La communauté vietnamienne au Japon compte aujourd’hui près de 600 000 personnes et ne cesse de se développer. Le maintien de la langue vietnamienne au pays du soleil-levant devient une mission essentielle et sacrée, car la langue est l’âme, l’héritage culturel, l’identité nationale, le moyen de communication indispensable et le lien reliant les générations, permettant à une nation de subsister et de se développer, en particulier dans un contexte de mondialisation.

Lors d’un colloque scientifique international sur les langues, les chercheurs et enseignants de vietnamien ont estimé qu’il était nécessaire d’adopter une approche plus méthodique, avec des supports pédagogiques adaptés et une assistance bilingue dans les classes.

Des supports d’enseignement conçus selon une approche ouverte

Selon les statistiques de l’ambassade du Vietnam au Japon, près de 600 000 Vietnamiens vivent, étudient et travaillent actuellement dans les 47 préfectures du pays, constituant ainsi le deuxième plus grand groupe de résidents étrangers. Cette présence s’accompagne d’un nombre croissant d’enfants d’origine vietnamienne, nés ou ayant grandi dans un environnement majoritairement japonophone.

Les données du ministère japonais de l’Éducation, de la Culture, des Sports, des Sciences et de la Technologie indiquent qu’au cours de l’année fiscale 2023, près de 3 800 élèves dont la langue maternelle est le vietnamien avaient besoin d’un soutien en japonais en tant que langue seconde. Il s’agit d’un indicateur important de l’ampleur du groupe d’enfants liés au Vietnam, tout en soulignant l’urgence de préserver la langue vietnamienne chez ces jeunes.

De nombreuses études ont montré que le maintien de la langue maternelle renforce la cohésion familiale, consolide l’identité culturelle, favorise le développement cognitif bilingue et élargit les perspectives. Au sein de la communauté vietnamienne au Japon, cette réalité est d’autant plus perceptible que de nombreux enfants rencontrent des difficultés à parler, comprendre ou s’exprimer en vietnamien. Vocabulaire limité, incompréhension des paroles des grands-parents, impossibilité de communiquer avec la famille élargie… sont des situations fréquentes.

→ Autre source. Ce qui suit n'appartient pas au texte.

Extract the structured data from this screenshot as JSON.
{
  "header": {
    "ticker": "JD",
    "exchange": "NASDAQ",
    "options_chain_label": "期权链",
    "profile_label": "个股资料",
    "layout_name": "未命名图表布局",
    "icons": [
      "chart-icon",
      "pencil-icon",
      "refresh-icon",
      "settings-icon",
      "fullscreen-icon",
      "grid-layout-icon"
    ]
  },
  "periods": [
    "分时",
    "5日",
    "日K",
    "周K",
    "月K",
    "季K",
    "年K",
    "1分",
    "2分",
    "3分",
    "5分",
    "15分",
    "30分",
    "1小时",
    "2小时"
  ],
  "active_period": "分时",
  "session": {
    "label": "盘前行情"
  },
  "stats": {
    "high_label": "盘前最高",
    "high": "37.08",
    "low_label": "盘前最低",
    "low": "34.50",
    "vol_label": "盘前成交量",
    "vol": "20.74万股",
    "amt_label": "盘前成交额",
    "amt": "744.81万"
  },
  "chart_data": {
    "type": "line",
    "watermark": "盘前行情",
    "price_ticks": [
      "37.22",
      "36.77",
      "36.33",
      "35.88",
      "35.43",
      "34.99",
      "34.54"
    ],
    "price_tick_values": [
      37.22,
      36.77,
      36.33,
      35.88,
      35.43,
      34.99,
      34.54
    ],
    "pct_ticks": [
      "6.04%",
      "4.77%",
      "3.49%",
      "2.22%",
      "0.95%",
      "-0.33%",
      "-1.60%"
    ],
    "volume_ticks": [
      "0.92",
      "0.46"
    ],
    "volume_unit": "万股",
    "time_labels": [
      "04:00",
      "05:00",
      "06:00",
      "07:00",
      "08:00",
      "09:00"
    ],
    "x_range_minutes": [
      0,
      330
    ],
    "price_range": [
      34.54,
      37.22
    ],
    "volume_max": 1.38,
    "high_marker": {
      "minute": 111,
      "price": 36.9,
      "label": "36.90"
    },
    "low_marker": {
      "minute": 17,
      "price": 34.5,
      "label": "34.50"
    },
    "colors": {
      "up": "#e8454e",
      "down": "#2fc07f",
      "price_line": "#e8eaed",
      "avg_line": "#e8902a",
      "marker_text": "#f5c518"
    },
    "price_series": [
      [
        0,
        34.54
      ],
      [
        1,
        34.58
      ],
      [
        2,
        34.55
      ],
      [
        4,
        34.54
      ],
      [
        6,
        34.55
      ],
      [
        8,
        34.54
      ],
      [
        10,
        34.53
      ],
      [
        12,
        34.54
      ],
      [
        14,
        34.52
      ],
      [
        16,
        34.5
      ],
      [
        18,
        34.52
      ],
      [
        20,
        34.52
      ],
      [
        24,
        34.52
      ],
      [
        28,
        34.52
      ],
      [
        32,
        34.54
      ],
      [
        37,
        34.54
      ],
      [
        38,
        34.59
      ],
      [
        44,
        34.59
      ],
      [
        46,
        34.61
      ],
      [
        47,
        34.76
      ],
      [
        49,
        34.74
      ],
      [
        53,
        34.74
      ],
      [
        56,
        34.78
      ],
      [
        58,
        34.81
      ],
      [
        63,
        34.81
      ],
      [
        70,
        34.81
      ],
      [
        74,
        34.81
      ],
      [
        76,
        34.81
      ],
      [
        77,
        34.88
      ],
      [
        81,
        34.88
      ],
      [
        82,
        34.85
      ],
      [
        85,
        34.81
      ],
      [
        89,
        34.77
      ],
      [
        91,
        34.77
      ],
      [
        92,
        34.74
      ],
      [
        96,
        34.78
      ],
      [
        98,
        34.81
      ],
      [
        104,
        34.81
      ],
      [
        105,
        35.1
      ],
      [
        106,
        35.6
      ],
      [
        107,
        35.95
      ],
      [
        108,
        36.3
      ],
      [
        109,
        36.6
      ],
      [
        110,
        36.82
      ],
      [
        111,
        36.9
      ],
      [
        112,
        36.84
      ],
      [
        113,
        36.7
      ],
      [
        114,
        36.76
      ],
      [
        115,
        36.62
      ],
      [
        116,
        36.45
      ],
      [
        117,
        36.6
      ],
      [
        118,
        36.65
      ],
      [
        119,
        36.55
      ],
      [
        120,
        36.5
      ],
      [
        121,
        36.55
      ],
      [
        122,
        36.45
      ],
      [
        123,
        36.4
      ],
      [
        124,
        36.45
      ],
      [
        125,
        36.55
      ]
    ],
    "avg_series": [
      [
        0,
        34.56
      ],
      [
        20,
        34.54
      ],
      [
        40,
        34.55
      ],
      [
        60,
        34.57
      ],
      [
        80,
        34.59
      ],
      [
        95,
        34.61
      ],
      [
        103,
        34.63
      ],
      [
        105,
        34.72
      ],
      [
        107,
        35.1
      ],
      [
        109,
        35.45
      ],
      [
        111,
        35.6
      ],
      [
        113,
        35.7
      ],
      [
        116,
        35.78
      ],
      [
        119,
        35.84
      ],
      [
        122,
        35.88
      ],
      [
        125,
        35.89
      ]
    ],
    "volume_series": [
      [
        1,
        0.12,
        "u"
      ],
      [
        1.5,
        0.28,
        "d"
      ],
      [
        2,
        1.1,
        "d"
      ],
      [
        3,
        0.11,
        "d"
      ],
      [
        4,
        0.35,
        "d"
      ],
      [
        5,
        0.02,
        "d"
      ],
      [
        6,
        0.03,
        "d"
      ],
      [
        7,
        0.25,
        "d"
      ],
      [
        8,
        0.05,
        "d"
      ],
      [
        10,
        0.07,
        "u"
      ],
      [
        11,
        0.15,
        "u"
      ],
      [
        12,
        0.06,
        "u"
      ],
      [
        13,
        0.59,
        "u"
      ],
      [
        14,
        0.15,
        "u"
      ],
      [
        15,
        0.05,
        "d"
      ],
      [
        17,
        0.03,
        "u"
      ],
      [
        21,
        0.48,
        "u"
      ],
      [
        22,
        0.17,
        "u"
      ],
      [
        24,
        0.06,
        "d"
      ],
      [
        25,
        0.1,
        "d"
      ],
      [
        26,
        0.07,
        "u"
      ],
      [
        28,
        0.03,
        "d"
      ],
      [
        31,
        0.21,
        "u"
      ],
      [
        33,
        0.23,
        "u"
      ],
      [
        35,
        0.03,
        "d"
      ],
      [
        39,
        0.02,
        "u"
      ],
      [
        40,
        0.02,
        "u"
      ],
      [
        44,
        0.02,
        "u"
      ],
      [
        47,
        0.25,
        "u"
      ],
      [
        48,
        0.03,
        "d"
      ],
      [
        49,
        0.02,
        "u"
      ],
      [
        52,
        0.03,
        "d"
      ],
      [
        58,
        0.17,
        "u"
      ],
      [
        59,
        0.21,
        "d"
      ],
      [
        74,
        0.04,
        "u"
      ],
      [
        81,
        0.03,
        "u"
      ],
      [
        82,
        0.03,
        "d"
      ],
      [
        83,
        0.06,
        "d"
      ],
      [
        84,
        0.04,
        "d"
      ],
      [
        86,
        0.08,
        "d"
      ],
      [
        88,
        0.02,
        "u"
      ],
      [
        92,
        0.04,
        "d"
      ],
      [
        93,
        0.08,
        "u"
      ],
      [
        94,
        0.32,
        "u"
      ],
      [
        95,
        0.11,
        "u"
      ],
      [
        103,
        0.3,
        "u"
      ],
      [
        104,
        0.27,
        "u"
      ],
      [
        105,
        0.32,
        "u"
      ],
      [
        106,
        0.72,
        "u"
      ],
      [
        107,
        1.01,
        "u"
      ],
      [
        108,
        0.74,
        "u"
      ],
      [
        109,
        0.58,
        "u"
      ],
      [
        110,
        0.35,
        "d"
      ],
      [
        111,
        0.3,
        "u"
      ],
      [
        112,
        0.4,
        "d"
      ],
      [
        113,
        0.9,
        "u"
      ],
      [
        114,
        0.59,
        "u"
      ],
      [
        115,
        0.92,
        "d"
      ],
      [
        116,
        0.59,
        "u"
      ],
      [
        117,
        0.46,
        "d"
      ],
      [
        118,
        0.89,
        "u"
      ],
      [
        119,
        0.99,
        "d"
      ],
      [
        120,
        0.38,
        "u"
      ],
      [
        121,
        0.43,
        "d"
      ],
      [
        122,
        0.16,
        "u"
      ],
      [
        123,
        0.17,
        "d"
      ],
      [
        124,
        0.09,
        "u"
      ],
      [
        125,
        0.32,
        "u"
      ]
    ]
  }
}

Les cours de vietnamien du week-end ou les activités communautaires ne suffisent pas à répondre aux besoins actuels des enfants d’origine vietnamienne. Il est nécessaire de disposer d’un programme, de supports pédagogiques et de méthodes d’enseignement adaptés aux conditions spécifiques du Japon.

La professeure associée Trinh Cam Lan, ancienne cheffe du Département de vietnamien, de la Faculté de linguistique, Université des Sciences sociales et humaines (Université nationale du Vietnam à Hanoï), membre du comité de rédaction de la collection « Relier les connaissances à la vie », souligne qu’il n’existe pas de supports officiels spécifiquement destinés à l’enseignement du vietnamien en tant que langue d’héritage, tandis que les manuels conçus pour les enfants au Vietnam, ne conviennent pas au contexte d’apprentissage à l’étranger.

À l’inverse, les manuels de vietnamien langue étrangère ne répondent pas non plus aux besoins, car les enfants d’héritage acquièrent le vietnamien dès leur plus jeune âge au sein de la famille, et non comme un apprenant débutant d’une langue étrangère.

Selon Trinh Cam Lan, les supports d’enseignement de la langue d’héritage doivent être conçus selon une approche ouverte, combinant méthodes d’enseignement de la langue maternelle et de la langue seconde. Les élèves d’origine vietnamienne vivant à l’étranger ne sont ni totalement similaires aux enfants apprenant leur langue maternelle dans leur pays d’origine, ni aux apprenants de vietnamien langue étrangère ; les supports et méthodes doivent donc refléter les caractéristiques d’apprentissage de ce groupe spécifique.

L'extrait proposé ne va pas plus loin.